Where Stoppa, 39, and Martwick, 46, are in full agreement is on the need to protect the pension benefits of current public employees, which should surprise nobody. The 19th District is home to thousands of police officers, teachers, firefighters and other public employees. The district includes parts of Jefferson Park, Portage Park, Belmont Heights and suburban Norridge. Both candidates say it would be a betrayal of trust, as well as unconstitutional, to cut pensions for current state employees.

That position has gained Martwick endorsements from the Chicago Teachers Union, the Illinois Federation of Teachers and the Fraternal Order of Police. Some police officers have criticized the FOP for failing to endorse Stoppa, a fellow cop. She was endorsed, however, by the Chicago Sergeants Association.

If pension reform is off the table, how then does either candidate hope to pay off the state’s backlog of $9 billion in bills and $83 billion unfunded pension liability?

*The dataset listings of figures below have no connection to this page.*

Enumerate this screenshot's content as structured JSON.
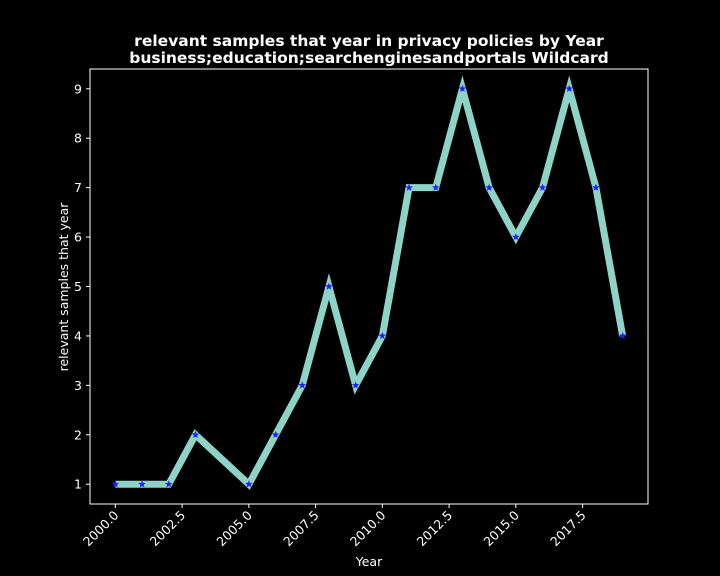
{
  "chart_data": {
    "type": "line",
    "title_line1": "relevant samples that year in privacy policies by Year",
    "title_line2": "business;education;searchenginesandportals Wildcard",
    "xlabel": "Year",
    "ylabel": "relevant samples that year",
    "x": [
      2000,
      2001,
      2002,
      2003,
      2005,
      2006,
      2007,
      2008,
      2009,
      2010,
      2011,
      2012,
      2013,
      2014,
      2015,
      2016,
      2017,
      2018,
      2019
    ],
    "series": [
      {
        "values": [
          1,
          1,
          1,
          2,
          1,
          2,
          3,
          5,
          3,
          4,
          7,
          7,
          9,
          7,
          6,
          7,
          9,
          7,
          4
        ]
      }
    ],
    "xticks": [
      2000.0,
      2002.5,
      2005.0,
      2007.5,
      2010.0,
      2012.5,
      2015.0,
      2017.5
    ],
    "xtick_labels": [
      "2000.0",
      "2002.5",
      "2005.0",
      "2007.5",
      "2010.0",
      "2012.5",
      "2015.0",
      "2017.5"
    ],
    "yticks": [
      1,
      2,
      3,
      4,
      5,
      6,
      7,
      8,
      9
    ],
    "ytick_labels": [
      "1",
      "2",
      "3",
      "4",
      "5",
      "6",
      "7",
      "8",
      "9"
    ],
    "xlim": [
      1999.05,
      2019.95
    ],
    "ylim": [
      0.6,
      9.4
    ],
    "grid": false,
    "line_color": "#8dd3c7",
    "marker_color": "#1f1fff",
    "marker": "star",
    "background": "#000000",
    "foreground": "#ffffff"
  }
}
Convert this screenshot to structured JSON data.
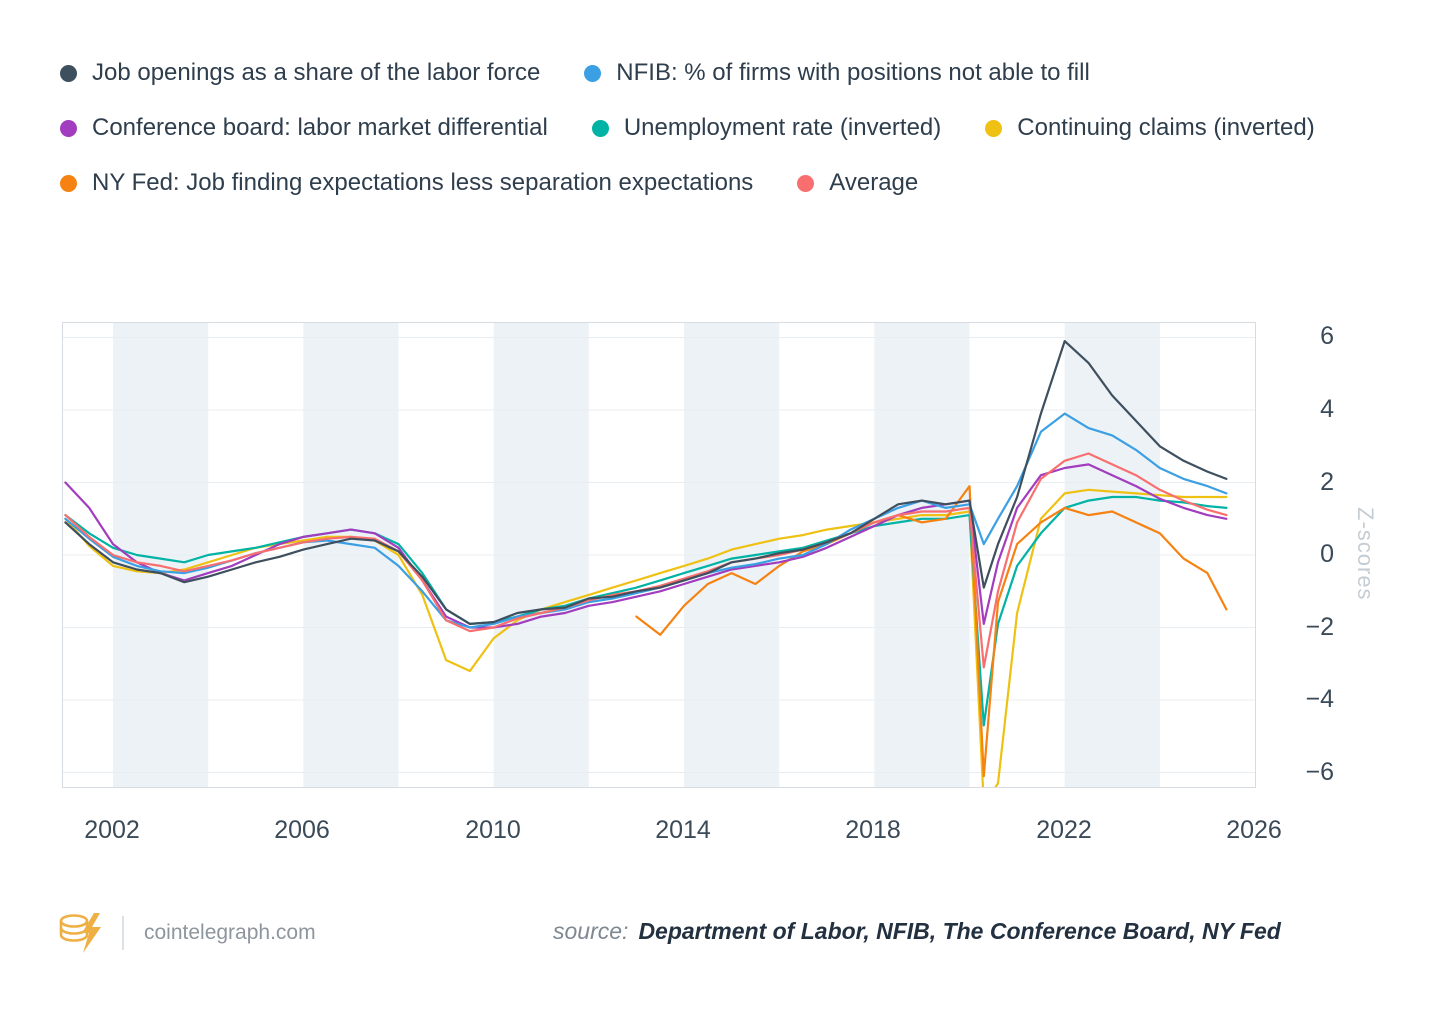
{
  "legend": {
    "position": "top-left",
    "items": [
      {
        "label": "Job openings as a share of the labor force",
        "color": "#3e4f5e"
      },
      {
        "label": "NFIB: % of firms with positions not able to fill",
        "color": "#3b9fe3"
      },
      {
        "label": "Conference board: labor market differential",
        "color": "#a13dbe"
      },
      {
        "label": "Unemployment rate (inverted)",
        "color": "#00b3a4"
      },
      {
        "label": "Continuing claims (inverted)",
        "color": "#eec113"
      },
      {
        "label": "NY Fed: Job finding expectations less separation expectations",
        "color": "#f68212"
      },
      {
        "label": "Average",
        "color": "#f96f6f"
      }
    ]
  },
  "chart_data": {
    "type": "line",
    "title": "",
    "xlabel": "",
    "ylabel": "Z-scores",
    "xlim": [
      2000.95,
      2026.0
    ],
    "ylim": [
      -6.4,
      6.4
    ],
    "xticks": [
      2002,
      2006,
      2010,
      2014,
      2018,
      2022,
      2026
    ],
    "yticks": [
      6,
      4,
      2,
      0,
      -2,
      -4,
      -6
    ],
    "grid": "horizontal-faint",
    "stripe_color": "#edf2f6",
    "stripes": [
      [
        2002,
        2004
      ],
      [
        2006,
        2008
      ],
      [
        2010,
        2012
      ],
      [
        2014,
        2016
      ],
      [
        2018,
        2020
      ],
      [
        2022,
        2024
      ]
    ],
    "x": [
      2001,
      2001.5,
      2002,
      2002.5,
      2003,
      2003.5,
      2004,
      2004.5,
      2005,
      2005.5,
      2006,
      2006.5,
      2007,
      2007.5,
      2008,
      2008.5,
      2009,
      2009.5,
      2010,
      2010.5,
      2011,
      2011.5,
      2012,
      2012.5,
      2013,
      2013.5,
      2014,
      2014.5,
      2015,
      2015.5,
      2016,
      2016.5,
      2017,
      2017.5,
      2018,
      2018.5,
      2019,
      2019.5,
      2020,
      2020.3,
      2020.6,
      2021,
      2021.5,
      2022,
      2022.5,
      2023,
      2023.5,
      2024,
      2024.5,
      2025,
      2025.4
    ],
    "series": [
      {
        "id": "continuing-claims",
        "name": "Continuing claims (inverted)",
        "color": "#eec113",
        "values": [
          1.0,
          0.25,
          -0.3,
          -0.45,
          -0.5,
          -0.4,
          -0.2,
          0.0,
          0.2,
          0.3,
          0.4,
          0.5,
          0.5,
          0.4,
          0.0,
          -1.1,
          -2.9,
          -3.2,
          -2.3,
          -1.8,
          -1.5,
          -1.3,
          -1.1,
          -0.9,
          -0.7,
          -0.5,
          -0.3,
          -0.1,
          0.15,
          0.3,
          0.45,
          0.55,
          0.7,
          0.8,
          0.9,
          1.0,
          1.1,
          1.1,
          1.2,
          -6.9,
          -6.3,
          -1.6,
          1.0,
          1.7,
          1.8,
          1.75,
          1.7,
          1.65,
          1.6,
          1.6,
          1.6
        ]
      },
      {
        "id": "unemployment-rate",
        "name": "Unemployment rate (inverted)",
        "color": "#00b3a4",
        "values": [
          1.1,
          0.6,
          0.2,
          0.0,
          -0.1,
          -0.2,
          0.0,
          0.1,
          0.2,
          0.35,
          0.5,
          0.6,
          0.7,
          0.6,
          0.3,
          -0.5,
          -1.5,
          -1.9,
          -1.85,
          -1.7,
          -1.5,
          -1.4,
          -1.2,
          -1.05,
          -0.9,
          -0.7,
          -0.5,
          -0.3,
          -0.1,
          0.0,
          0.1,
          0.2,
          0.4,
          0.6,
          0.8,
          0.9,
          1.0,
          1.0,
          1.1,
          -4.7,
          -1.9,
          -0.3,
          0.6,
          1.3,
          1.5,
          1.6,
          1.6,
          1.5,
          1.45,
          1.35,
          1.3
        ]
      },
      {
        "id": "ny-fed-expectations",
        "name": "NY Fed: Job finding expectations less separation expectations",
        "color": "#f68212",
        "values": [
          null,
          null,
          null,
          null,
          null,
          null,
          null,
          null,
          null,
          null,
          null,
          null,
          null,
          null,
          null,
          null,
          null,
          null,
          null,
          null,
          null,
          null,
          null,
          null,
          -1.7,
          -2.2,
          -1.4,
          -0.8,
          -0.5,
          -0.8,
          -0.3,
          0.1,
          0.3,
          0.6,
          0.9,
          1.1,
          0.9,
          1.0,
          1.9,
          -6.1,
          -1.3,
          0.3,
          0.9,
          1.3,
          1.1,
          1.2,
          0.9,
          0.6,
          -0.1,
          -0.5,
          -1.5
        ]
      },
      {
        "id": "conference-board",
        "name": "Conference board: labor market differential",
        "color": "#a13dbe",
        "values": [
          2.0,
          1.3,
          0.3,
          -0.2,
          -0.5,
          -0.7,
          -0.5,
          -0.3,
          0.0,
          0.3,
          0.5,
          0.6,
          0.7,
          0.6,
          0.2,
          -0.7,
          -1.7,
          -2.0,
          -2.0,
          -1.9,
          -1.7,
          -1.6,
          -1.4,
          -1.3,
          -1.15,
          -1.0,
          -0.8,
          -0.6,
          -0.4,
          -0.3,
          -0.2,
          -0.05,
          0.2,
          0.5,
          0.8,
          1.1,
          1.3,
          1.4,
          1.5,
          -1.9,
          -0.2,
          1.3,
          2.2,
          2.4,
          2.5,
          2.2,
          1.9,
          1.55,
          1.3,
          1.1,
          1.0
        ]
      },
      {
        "id": "nfib-positions",
        "name": "NFIB: % of firms with positions not able to fill",
        "color": "#3b9fe3",
        "values": [
          1.0,
          0.45,
          -0.05,
          -0.3,
          -0.45,
          -0.5,
          -0.35,
          -0.15,
          0.05,
          0.2,
          0.35,
          0.4,
          0.3,
          0.2,
          -0.3,
          -1.0,
          -1.8,
          -2.0,
          -1.9,
          -1.7,
          -1.6,
          -1.5,
          -1.3,
          -1.2,
          -1.05,
          -0.9,
          -0.7,
          -0.5,
          -0.35,
          -0.25,
          -0.1,
          0.0,
          0.3,
          0.7,
          1.0,
          1.3,
          1.5,
          1.3,
          1.4,
          0.3,
          1.0,
          1.9,
          3.4,
          3.9,
          3.5,
          3.3,
          2.9,
          2.4,
          2.1,
          1.9,
          1.7
        ]
      },
      {
        "id": "average",
        "name": "Average",
        "color": "#f96f6f",
        "values": [
          1.1,
          0.5,
          0.0,
          -0.2,
          -0.3,
          -0.45,
          -0.3,
          -0.15,
          0.05,
          0.2,
          0.35,
          0.45,
          0.5,
          0.45,
          0.1,
          -0.7,
          -1.8,
          -2.1,
          -2.0,
          -1.75,
          -1.6,
          -1.45,
          -1.25,
          -1.1,
          -1.0,
          -0.85,
          -0.65,
          -0.45,
          -0.2,
          -0.1,
          0.0,
          0.15,
          0.35,
          0.6,
          0.9,
          1.1,
          1.2,
          1.2,
          1.3,
          -3.1,
          -1.0,
          0.9,
          2.1,
          2.6,
          2.8,
          2.5,
          2.2,
          1.8,
          1.5,
          1.25,
          1.1
        ]
      },
      {
        "id": "job-openings",
        "name": "Job openings as a share of the labor force",
        "color": "#3e4f5e",
        "values": [
          0.9,
          0.3,
          -0.2,
          -0.4,
          -0.5,
          -0.75,
          -0.6,
          -0.4,
          -0.2,
          -0.05,
          0.15,
          0.3,
          0.45,
          0.4,
          0.1,
          -0.6,
          -1.5,
          -1.9,
          -1.85,
          -1.6,
          -1.5,
          -1.45,
          -1.2,
          -1.15,
          -1.0,
          -0.9,
          -0.7,
          -0.5,
          -0.2,
          -0.1,
          0.05,
          0.15,
          0.35,
          0.6,
          1.0,
          1.4,
          1.5,
          1.4,
          1.5,
          -0.9,
          0.3,
          1.6,
          3.9,
          5.9,
          5.3,
          4.4,
          3.7,
          3.0,
          2.6,
          2.3,
          2.1
        ]
      }
    ]
  },
  "footer": {
    "brand": "cointelegraph.com",
    "source_label": "source:",
    "source_text": "Department of Labor, NFIB, The Conference Board, NY Fed",
    "logo_color": "#eeb044"
  }
}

Stoppa proposes that all elected officials in the state follow her lead and pledge not to accept a public pension.

Martwick proposed that the state Legislature create a spending priority list by surveying each member and collating their responses. “When we fall short of revenues,” he said, “cut from the bottom.”

Martwick also questioned whether it’s necessary to fully fund the state’s pension system, especially during difficult economic times. A more reasonable goal, he said, might be to fund the system 75 or 80 percent, at least for now.